Again, he declares that all men are born naturally equal. Now this principle is true if it is understood in the sense of a specific equality, the foundation of human dignity. Every man has the right, equal in all, to be treated as a man, to be respected in his personal dignity as a man, to be protected and helped by authority in his effort towards perfection. But the principle is fundamentally false, if, as interpreted by Rousseau, it means individual equality. The son is not individually equal to his father, nor the infant to the adult, nor the dull to the intelligent, nor the poor to the rich, in individual needs, rights, or special duties. The natural relations between individual men, their reciprocal duties and rights, involve both equality and hierarchy. The basis of social relations is not absolute individual independence and arbitrary will, but freedom exercised with respect for authority. By his interpretation of this principle, Rousseau leads to a false individualism which ends in anarchy.
Rousseau maintains that society arises through the total alienation of the personality and rights of each associate; hence, for the absolute individualism of nature he substitutes an absolute socialism in the civil state. It is the general will which is the ultimate source and supreme criterion of justice, morality, property, and religion. Then we have, in spite of all the explanations advanced by Rousseau, the suppression of personality, the reign of force and caprice, the tyranny of the multitude, the despotism of the crowd, the destruction of true freedom, morality, and society. The French Revolution was the realization of these principles. Society has not its foundation in the free alienation of personality and rights, but in the natural union of all personalities, or, rather, families, with a view to reach their perfection.
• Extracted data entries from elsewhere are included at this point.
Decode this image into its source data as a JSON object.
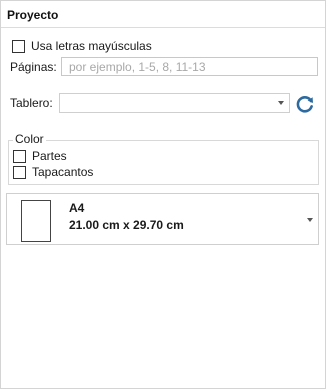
{
  "panel": {
    "title": "Proyecto"
  },
  "uppercase": {
    "label": "Usa letras mayúsculas",
    "checked": false
  },
  "pages": {
    "label": "Páginas:",
    "placeholder": "por ejemplo, 1-5, 8, 11-13",
    "value": ""
  },
  "board": {
    "label": "Tablero:",
    "selected": "",
    "refresh_icon": "refresh-icon"
  },
  "color": {
    "title": "Color",
    "options": [
      {
        "label": "Partes",
        "checked": false
      },
      {
        "label": "Tapacantos",
        "checked": false
      }
    ]
  },
  "paper": {
    "name": "A4",
    "dimensions": "21.00 cm x 29.70 cm"
  },
  "colors": {
    "accent": "#2d6a9f",
    "border": "#d4d4d4"
  }
}
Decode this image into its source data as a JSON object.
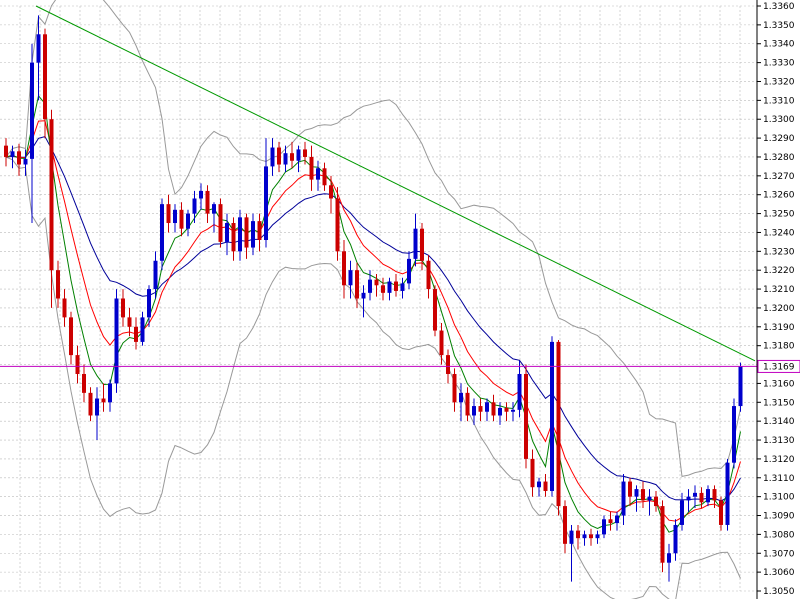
{
  "chart_data": {
    "type": "candlestick",
    "y_axis": {
      "min": 1.305,
      "max": 1.336,
      "tick_labels": [
        "1.3360",
        "1.3350",
        "1.3340",
        "1.3330",
        "1.3320",
        "1.3310",
        "1.3300",
        "1.3290",
        "1.3280",
        "1.3270",
        "1.3260",
        "1.3250",
        "1.3240",
        "1.3230",
        "1.3220",
        "1.3210",
        "1.3200",
        "1.3190",
        "1.3180",
        "1.3170",
        "1.3160",
        "1.3150",
        "1.3140",
        "1.3130",
        "1.3120",
        "1.3110",
        "1.3100",
        "1.3090",
        "1.3080",
        "1.3070",
        "1.3060",
        "1.3050"
      ],
      "position": "right"
    },
    "grid": true,
    "current_price": {
      "value": 1.3169,
      "label": "1.3169",
      "color": "#c000c0"
    },
    "colors": {
      "bull_candle": "#0000cc",
      "bear_candle": "#cc0000",
      "trendline": "#009900",
      "ma_fast": "#008000",
      "ma_mid": "#ff0000",
      "ma_slow": "#000099",
      "bollinger": "#999999",
      "grid": "#bbbbbb"
    },
    "trendline": {
      "start": [
        0,
        1.336
      ],
      "end": [
        114,
        1.3172
      ]
    },
    "candles": [
      [
        1.3286,
        1.329,
        1.3275,
        1.328
      ],
      [
        1.328,
        1.3286,
        1.3274,
        1.3283
      ],
      [
        1.3283,
        1.3287,
        1.327,
        1.3276
      ],
      [
        1.3276,
        1.3284,
        1.327,
        1.3279
      ],
      [
        1.3279,
        1.334,
        1.3245,
        1.333
      ],
      [
        1.333,
        1.3355,
        1.331,
        1.3345
      ],
      [
        1.3345,
        1.3348,
        1.329,
        1.33
      ],
      [
        1.33,
        1.3305,
        1.32,
        1.322
      ],
      [
        1.322,
        1.3225,
        1.32,
        1.3205
      ],
      [
        1.3205,
        1.321,
        1.319,
        1.3195
      ],
      [
        1.3195,
        1.3198,
        1.317,
        1.3175
      ],
      [
        1.3175,
        1.318,
        1.316,
        1.3165
      ],
      [
        1.3165,
        1.317,
        1.315,
        1.3155
      ],
      [
        1.3155,
        1.3158,
        1.314,
        1.3143
      ],
      [
        1.3143,
        1.3158,
        1.313,
        1.3152
      ],
      [
        1.3152,
        1.316,
        1.3145,
        1.315
      ],
      [
        1.315,
        1.3162,
        1.3145,
        1.316
      ],
      [
        1.316,
        1.321,
        1.3155,
        1.3205
      ],
      [
        1.3205,
        1.321,
        1.319,
        1.3195
      ],
      [
        1.3195,
        1.32,
        1.3185,
        1.319
      ],
      [
        1.319,
        1.3195,
        1.3178,
        1.3182
      ],
      [
        1.3182,
        1.3198,
        1.318,
        1.3195
      ],
      [
        1.3195,
        1.3212,
        1.319,
        1.321
      ],
      [
        1.321,
        1.323,
        1.3205,
        1.3225
      ],
      [
        1.3225,
        1.3258,
        1.322,
        1.3255
      ],
      [
        1.3255,
        1.326,
        1.324,
        1.3245
      ],
      [
        1.3245,
        1.3255,
        1.324,
        1.3252
      ],
      [
        1.3252,
        1.3256,
        1.3238,
        1.3242
      ],
      [
        1.3242,
        1.3252,
        1.3238,
        1.325
      ],
      [
        1.325,
        1.3262,
        1.3245,
        1.3258
      ],
      [
        1.3258,
        1.3266,
        1.3252,
        1.3262
      ],
      [
        1.3262,
        1.3265,
        1.3245,
        1.325
      ],
      [
        1.325,
        1.3256,
        1.324,
        1.3255
      ],
      [
        1.3255,
        1.3258,
        1.3232,
        1.3235
      ],
      [
        1.3235,
        1.325,
        1.3228,
        1.3245
      ],
      [
        1.3245,
        1.3248,
        1.3225,
        1.323
      ],
      [
        1.323,
        1.3252,
        1.3225,
        1.3248
      ],
      [
        1.3248,
        1.325,
        1.3226,
        1.3232
      ],
      [
        1.3232,
        1.325,
        1.3228,
        1.3246
      ],
      [
        1.3246,
        1.325,
        1.323,
        1.3236
      ],
      [
        1.3236,
        1.329,
        1.3232,
        1.3275
      ],
      [
        1.3275,
        1.329,
        1.327,
        1.3285
      ],
      [
        1.3285,
        1.3288,
        1.3272,
        1.3276
      ],
      [
        1.3276,
        1.3286,
        1.3272,
        1.3282
      ],
      [
        1.3282,
        1.3288,
        1.3274,
        1.3278
      ],
      [
        1.3278,
        1.3286,
        1.3272,
        1.3284
      ],
      [
        1.3284,
        1.3288,
        1.3276,
        1.328
      ],
      [
        1.328,
        1.3286,
        1.3262,
        1.3268
      ],
      [
        1.3268,
        1.3278,
        1.3262,
        1.3274
      ],
      [
        1.3274,
        1.3277,
        1.3262,
        1.3265
      ],
      [
        1.3265,
        1.327,
        1.325,
        1.3258
      ],
      [
        1.3258,
        1.3264,
        1.3225,
        1.323
      ],
      [
        1.323,
        1.3236,
        1.3205,
        1.3212
      ],
      [
        1.3212,
        1.3225,
        1.3205,
        1.322
      ],
      [
        1.322,
        1.3224,
        1.32,
        1.3205
      ],
      [
        1.3205,
        1.3212,
        1.3195,
        1.3208
      ],
      [
        1.3208,
        1.322,
        1.3204,
        1.3215
      ],
      [
        1.3215,
        1.3218,
        1.3206,
        1.3212
      ],
      [
        1.3212,
        1.3216,
        1.3204,
        1.3208
      ],
      [
        1.3208,
        1.3216,
        1.3204,
        1.3214
      ],
      [
        1.3214,
        1.3218,
        1.3206,
        1.3209
      ],
      [
        1.3209,
        1.3216,
        1.3205,
        1.3213
      ],
      [
        1.3213,
        1.323,
        1.321,
        1.3226
      ],
      [
        1.3226,
        1.325,
        1.3222,
        1.3242
      ],
      [
        1.3242,
        1.3245,
        1.322,
        1.3225
      ],
      [
        1.3225,
        1.3228,
        1.3205,
        1.321
      ],
      [
        1.321,
        1.3212,
        1.3185,
        1.3188
      ],
      [
        1.3188,
        1.3192,
        1.317,
        1.3175
      ],
      [
        1.3175,
        1.3178,
        1.316,
        1.3165
      ],
      [
        1.3165,
        1.3168,
        1.3145,
        1.315
      ],
      [
        1.315,
        1.316,
        1.314,
        1.3155
      ],
      [
        1.3155,
        1.3158,
        1.314,
        1.3143
      ],
      [
        1.3143,
        1.3152,
        1.3138,
        1.3148
      ],
      [
        1.3148,
        1.3152,
        1.314,
        1.3145
      ],
      [
        1.3145,
        1.3152,
        1.314,
        1.315
      ],
      [
        1.315,
        1.3154,
        1.314,
        1.3143
      ],
      [
        1.3143,
        1.315,
        1.3138,
        1.3147
      ],
      [
        1.3147,
        1.315,
        1.314,
        1.3145
      ],
      [
        1.3145,
        1.315,
        1.314,
        1.3146
      ],
      [
        1.3146,
        1.3172,
        1.3142,
        1.3165
      ],
      [
        1.3165,
        1.317,
        1.3115,
        1.312
      ],
      [
        1.312,
        1.3125,
        1.31,
        1.3105
      ],
      [
        1.3105,
        1.311,
        1.31,
        1.3108
      ],
      [
        1.3108,
        1.3112,
        1.31,
        1.3103
      ],
      [
        1.3103,
        1.3185,
        1.31,
        1.3182
      ],
      [
        1.3182,
        1.3183,
        1.309,
        1.3095
      ],
      [
        1.3095,
        1.3098,
        1.307,
        1.3075
      ],
      [
        1.3075,
        1.3085,
        1.3055,
        1.3082
      ],
      [
        1.3082,
        1.3085,
        1.3072,
        1.3078
      ],
      [
        1.3078,
        1.3082,
        1.3074,
        1.308
      ],
      [
        1.308,
        1.3083,
        1.3074,
        1.3078
      ],
      [
        1.3078,
        1.3082,
        1.3075,
        1.308
      ],
      [
        1.308,
        1.309,
        1.3078,
        1.3088
      ],
      [
        1.3088,
        1.3092,
        1.3082,
        1.3086
      ],
      [
        1.3086,
        1.3092,
        1.3082,
        1.309
      ],
      [
        1.309,
        1.3112,
        1.3085,
        1.3108
      ],
      [
        1.3108,
        1.311,
        1.3095,
        1.31
      ],
      [
        1.31,
        1.3106,
        1.3092,
        1.3104
      ],
      [
        1.3104,
        1.3108,
        1.3094,
        1.3098
      ],
      [
        1.3098,
        1.3104,
        1.309,
        1.31
      ],
      [
        1.31,
        1.3103,
        1.3092,
        1.3095
      ],
      [
        1.3095,
        1.3098,
        1.306,
        1.3065
      ],
      [
        1.3065,
        1.3075,
        1.3055,
        1.307
      ],
      [
        1.307,
        1.3088,
        1.3066,
        1.3085
      ],
      [
        1.3085,
        1.3102,
        1.3082,
        1.3098
      ],
      [
        1.3098,
        1.3104,
        1.3092,
        1.31
      ],
      [
        1.31,
        1.3106,
        1.3094,
        1.3102
      ],
      [
        1.3102,
        1.3105,
        1.3094,
        1.3097
      ],
      [
        1.3097,
        1.3106,
        1.3095,
        1.3104
      ],
      [
        1.3104,
        1.3106,
        1.3094,
        1.3098
      ],
      [
        1.3098,
        1.31,
        1.3082,
        1.3085
      ],
      [
        1.3085,
        1.312,
        1.3082,
        1.3118
      ],
      [
        1.3118,
        1.3152,
        1.3115,
        1.3148
      ],
      [
        1.3148,
        1.3171,
        1.3145,
        1.3169
      ]
    ]
  }
}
Society is not the source of duties and rights of families or individuals, but the protector and helper of families and individuals in the fulfilment of their duties and rights; its existence is commanded, its authority is limited, by this very end. Society is not formed from elements all individually equal, but is organized from graduated elements. These degrees of authority, however, in the social organization are not by nature the exclusive possession of anybody, but accessible to the capacities and the efforts of all. Society is made up of authority and subjects; and this authority, while it may be determined in its subject and manner of exercise by the people, has not its foundation in their will, but in human nature itself as God created it.